Offering Thanks Through Sorrow

Everyone keeps asking what my family is doing for Thanksgiving.  Are you going anywhere?  How many family members are gathering together?  How big is the turkey? How many desserts will there be?

I fumble over myself, almost embarrassed to explain that there won't be a grand Thanksgiving dinner spread across my mahogany stained table.  Yes, there will be turkey, but cold and tucked inside dinner rolls as sandwiches.  There will be no labor-intensive pans of dressing or overflowing bowls of mashed potatoes filling the house with nostalgic aromas of Thanksgivings gone by, no cranberry sauce made from scratch.  Instead, there will be a salad of fresh lettuce straight from the garden and who knows what else.

My head unconsciously ducks as I reveal the reason for our simple meal. "We're going to have a picnic at Percy Quinn, a state park a little over an hour from here."

My listeners shake their heads politely.  Some express surprise; others change the subject to what they are doing instead.  All have plans far more intricate than mine.

Our family did this once before when I was in college--taking off for a State park.

Last weekend, my mother stated she just was too tired for Thanksgiving this year.  Her shoulders sagged a bit with the telling.  In the long pause, I read more than her words said.  Her son, my brother, and his wife won't be here.  Her daddy is no longer with us.

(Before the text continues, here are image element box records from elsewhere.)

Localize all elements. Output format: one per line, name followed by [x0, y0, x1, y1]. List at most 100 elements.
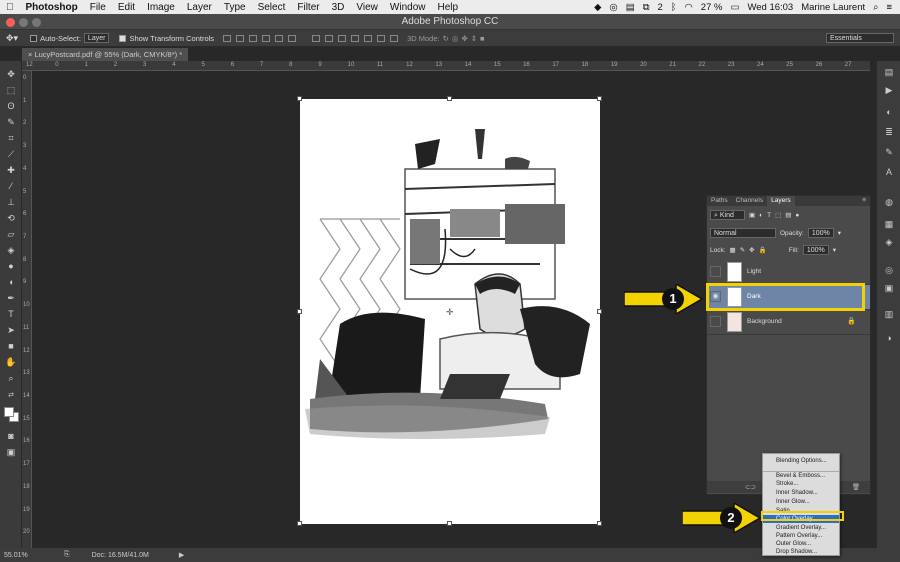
dropbox-icon[interactable]: ◆ [594, 2, 601, 13]
filter-kind-dropdown[interactable]: ⌕ Kind [710, 210, 745, 220]
brush-panel-icon[interactable]: ✎ [883, 147, 895, 157]
zoom-level[interactable]: 55.01% [4, 552, 34, 559]
document-tab[interactable]: × LucyPostcard.pdf @ 55% (Dark, CMYK/8*)… [22, 48, 188, 61]
dodge-tool-icon[interactable]: ◖ [5, 277, 17, 287]
show-transform-checkbox[interactable] [119, 34, 127, 42]
transform-handle-bottom-left[interactable] [297, 521, 302, 526]
share-icon[interactable]: ⎘ [64, 551, 70, 559]
menu-item-pattern-overlay[interactable]: Pattern Overlay... [763, 532, 839, 540]
menu-layer[interactable]: Layer [181, 2, 218, 13]
align-bottom-icon[interactable] [249, 34, 258, 42]
align-top-icon[interactable] [223, 34, 232, 42]
foreground-color-swatch[interactable] [4, 407, 14, 417]
lock-all-icon[interactable]: 🔒 [759, 246, 767, 254]
distribute-vcenter-icon[interactable] [325, 34, 334, 42]
paint-bucket-tool-icon[interactable]: ◈ [5, 245, 17, 255]
move-tool-icon[interactable]: ✥ [5, 69, 17, 79]
layer-row-background[interactable]: Background 🔒 [707, 310, 870, 335]
auto-align-icon[interactable] [390, 34, 399, 42]
move-tool-preset-icon[interactable]: ✥▾ [6, 33, 18, 44]
menu-view[interactable]: View [350, 2, 384, 13]
opacity-input[interactable]: 100% [807, 228, 834, 238]
3d-rotate-icon[interactable]: ↻ [443, 34, 449, 43]
menu-edit[interactable]: Edit [112, 2, 141, 13]
fill-input[interactable]: 100% [802, 245, 829, 255]
distribute-right-icon[interactable] [377, 34, 386, 42]
history-panel-icon[interactable]: ▤ [883, 67, 895, 77]
3d-slide-icon[interactable]: ⇕ [471, 34, 477, 43]
menu-item-inner-shadow[interactable]: Inner Shadow... [763, 489, 839, 497]
filter-adjustment-icon[interactable]: ◐ [759, 212, 763, 219]
auto-select-checkbox[interactable] [30, 34, 38, 42]
swap-colors-icon[interactable]: ⇄ [5, 391, 17, 401]
opacity-slider-icon[interactable]: ▾ [838, 229, 841, 237]
actions-panel-icon[interactable]: ▶ [883, 85, 895, 95]
menu-select[interactable]: Select [252, 2, 292, 13]
transform-handle-left[interactable] [297, 309, 302, 314]
menu-item-outer-glow[interactable]: Outer Glow... [763, 540, 839, 548]
tab-paths[interactable]: Paths [707, 196, 732, 206]
distribute-bottom-icon[interactable] [338, 34, 347, 42]
eraser-tool-icon[interactable]: ▱ [5, 229, 17, 239]
menu-window[interactable]: Window [384, 2, 432, 13]
document-canvas[interactable]: ✛ [297, 96, 602, 526]
lock-position-icon[interactable]: ✥ [749, 246, 754, 254]
horizontal-ruler[interactable]: 12 0 1 2 3 4 5 6 7 8 9 10 11 12 13 14 15 16 17 18 19 20 21 22 23… [22, 61, 870, 71]
3d-roll-icon[interactable]: ◎ [452, 34, 459, 43]
3d-scale-icon[interactable]: ■ [480, 34, 485, 43]
menu-help[interactable]: Help [431, 2, 464, 13]
align-vcenter-icon[interactable] [236, 34, 245, 42]
3d-drag-icon[interactable]: ✥ [461, 34, 467, 43]
zoom-tool-icon[interactable]: ⌕ [5, 373, 17, 383]
adjustments-panel-icon[interactable]: ◐ [883, 107, 895, 117]
distribute-left-icon[interactable] [351, 34, 360, 42]
display-icon[interactable]: ⧉ [643, 2, 650, 13]
libraries-panel-icon[interactable]: ▥ [883, 309, 895, 319]
battery-icon[interactable]: ▭ [730, 2, 739, 13]
lasso-tool-icon[interactable]: ʘ [5, 101, 17, 111]
clone-stamp-tool-icon[interactable]: ⊥ [5, 197, 17, 207]
marquee-tool-icon[interactable]: ⬚ [5, 85, 17, 95]
tab-layers[interactable]: Layers [767, 196, 795, 206]
menu-image[interactable]: Image [141, 2, 181, 13]
filter-toggle-icon[interactable]: ● [795, 212, 799, 219]
transform-handle-bottom[interactable] [447, 521, 452, 526]
user-name[interactable]: Marine Laurent [801, 2, 865, 13]
link-layers-icon[interactable]: ⊂⊃ [745, 483, 756, 491]
paths-panel-icon[interactable]: ▣ [883, 283, 895, 293]
transform-handle-right[interactable] [597, 309, 602, 314]
eyedropper-tool-icon[interactable]: ⟋ [5, 149, 17, 159]
transform-handle-top-right[interactable] [597, 96, 602, 101]
menu-file[interactable]: File [84, 2, 112, 13]
menu-type[interactable]: Type [218, 2, 252, 13]
align-left-icon[interactable] [262, 34, 271, 42]
layers-panel-icon[interactable]: ◈ [883, 237, 895, 247]
shape-tool-icon[interactable]: ■ [5, 341, 17, 351]
wifi-icon[interactable]: ◠ [685, 2, 693, 13]
quick-mask-icon[interactable]: ◙ [5, 431, 17, 441]
distribute-top-icon[interactable] [312, 34, 321, 42]
blur-tool-icon[interactable]: ● [5, 261, 17, 271]
filter-pixel-icon[interactable]: ▣ [749, 211, 755, 219]
notes-icon[interactable]: ▤ [626, 2, 635, 13]
menu-filter[interactable]: Filter [291, 2, 325, 13]
fill-slider-icon[interactable]: ▾ [833, 246, 836, 254]
lock-pixels-icon[interactable]: ✎ [740, 246, 745, 254]
bluetooth-icon[interactable]: ᛒ [671, 2, 677, 13]
transform-center-icon[interactable]: ✛ [446, 307, 454, 318]
filter-smart-object-icon[interactable]: ▤ [785, 211, 791, 219]
transform-handle-bottom-right[interactable] [597, 521, 602, 526]
visibility-toggle[interactable] [710, 266, 721, 277]
path-selection-tool-icon[interactable]: ➤ [5, 325, 17, 335]
cc-icon[interactable]: ◎ [609, 2, 617, 13]
transform-handle-top[interactable] [447, 96, 452, 101]
menu-item-inner-glow[interactable]: Inner Glow... [763, 498, 839, 506]
delete-layer-icon[interactable]: 🗑 [852, 483, 860, 491]
apple-menu-icon[interactable]:  [0, 2, 20, 13]
color-panel-icon[interactable]: ◍ [883, 197, 895, 207]
menu-3d[interactable]: 3D [326, 2, 351, 13]
type-tool-icon[interactable]: T [5, 309, 17, 319]
panel-menu-icon[interactable]: ≡ [858, 196, 870, 206]
menu-item-drop-shadow[interactable]: Drop Shadow... [763, 548, 839, 556]
clock[interactable]: Wed 16:03 [747, 2, 793, 13]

In short, there is no need for the large meal when our family is planted around the country, unable to come together until the end of the year.  And yes, there still is the tiredness

I understand where it comes from.  I feel it, too.  More emotional than physical, it still feels like both. And so we agree to go back to the park, to revisit this memory of simplicity.

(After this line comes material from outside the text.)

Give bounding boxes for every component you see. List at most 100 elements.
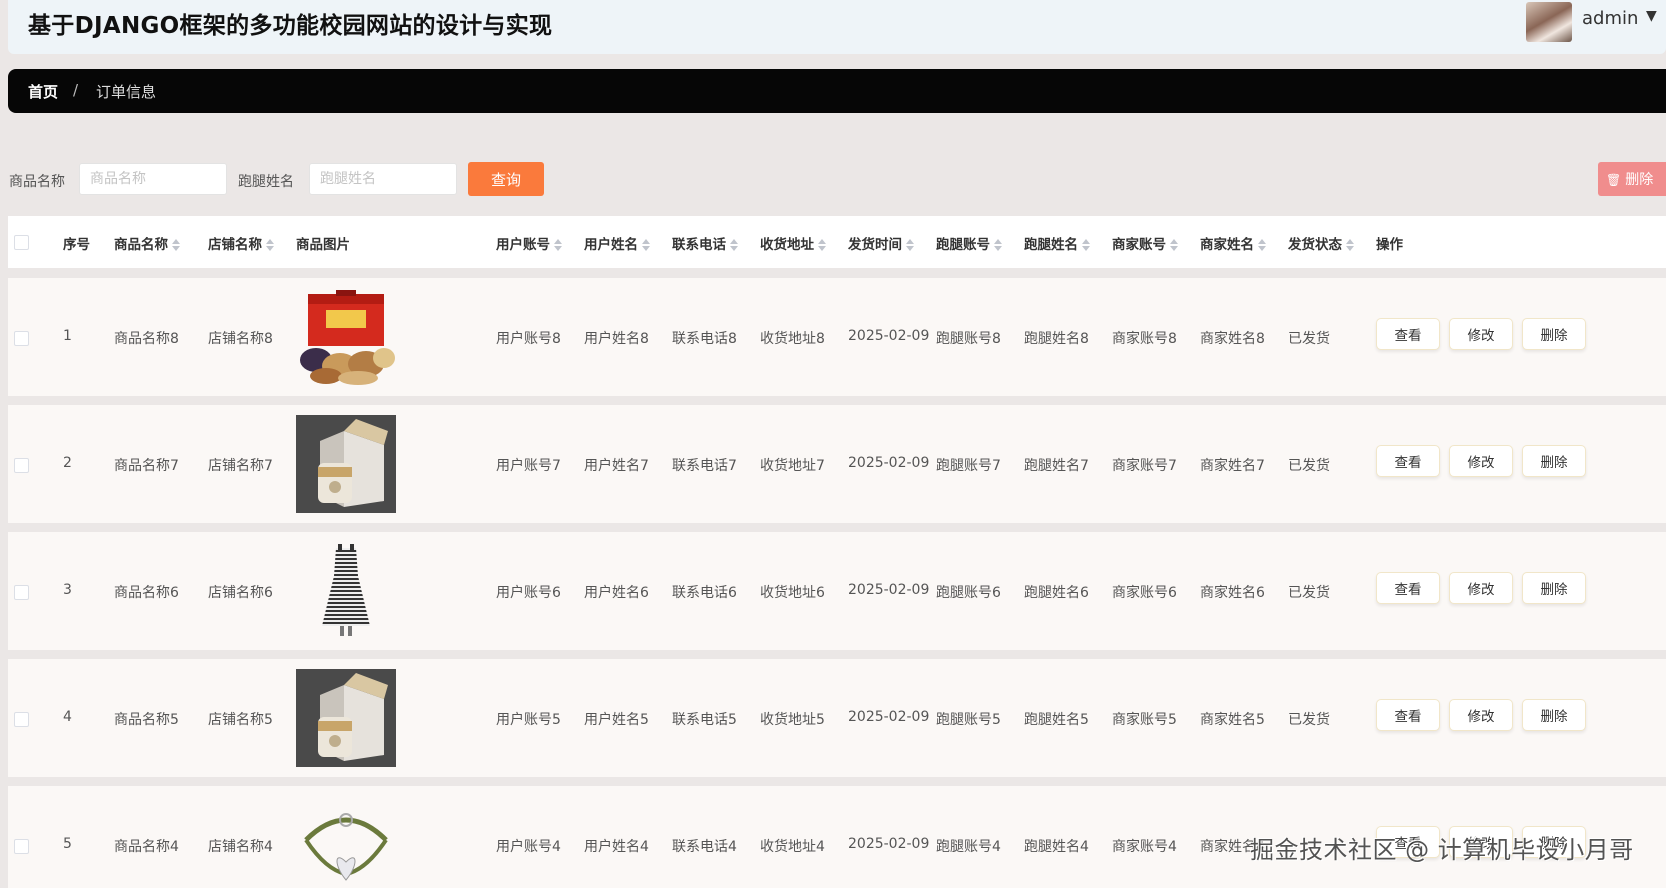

For our family, the months of November and December are like the pendulum of a grandfather clock, swinging wide and high to sadness, then seeming to pause there before barreling down the arc and up again to the other side towards joy before pausing again and repeating itself.

This cycle of contradicting emotions defines the Thanksgiving / Christmas season.

With my brother and his wife along with me and husband celebrating our wedding anniversaries during these months; with the pausing to give thanks for the year's many blessings and the birthday of our Lord Jesus--it is a most celebrated, joyful time that our home looks forward to with great anticipation.

Yet, it is also the most painful time of year.  Just five years ago this November, our family's patriarch, my Grandfather, died.  Last December, my husband's Maw Maw left us to spend Christmas in heaven.

And yesterday, we buried my husband's Aunt Lisa--a beloved aunt, mother, sister, and friend.
Although this is my husband's blood, since my adoption into the family by marriage twelve years ago, it is mine, too.  It is my children's blood.  And so, I grieve with heavy heart.

My sorrow is not so deep for her who is no longer bound fast by strong cords of physical suffering but for her two still-young daughters, for her husband now left alone.

The oldest daughter just slipped a wedding ring on her hand less than a month ago.  We celebrated together at that wedding, another mixture of joy and sadness in this season.  It is a blessing she has a help meet.  It is the youngest I worry about the most, the one who has yet to really find her way in life, is still a free spirit searching for a place to land.

But even through this sadness, I listened yesterday as family around the tables circles round and voiced audible thanks--for happy memories, for each other, for those little mementos of a young mother's love of her daughters yet left behind.

Funerals are a paradox like that--sounds of weeping and laughter, heart's pain at the separation from the one beneath the flowers mixed with heart's joy from the knitting together with those left behind.

This is the only way to truly live.  We allow our hearts to open to those around us by embracing the living and those still alive in our hearts. Then, there is never a time when there is nothing to be grateful for.

Only with tender hearts can we give thanks.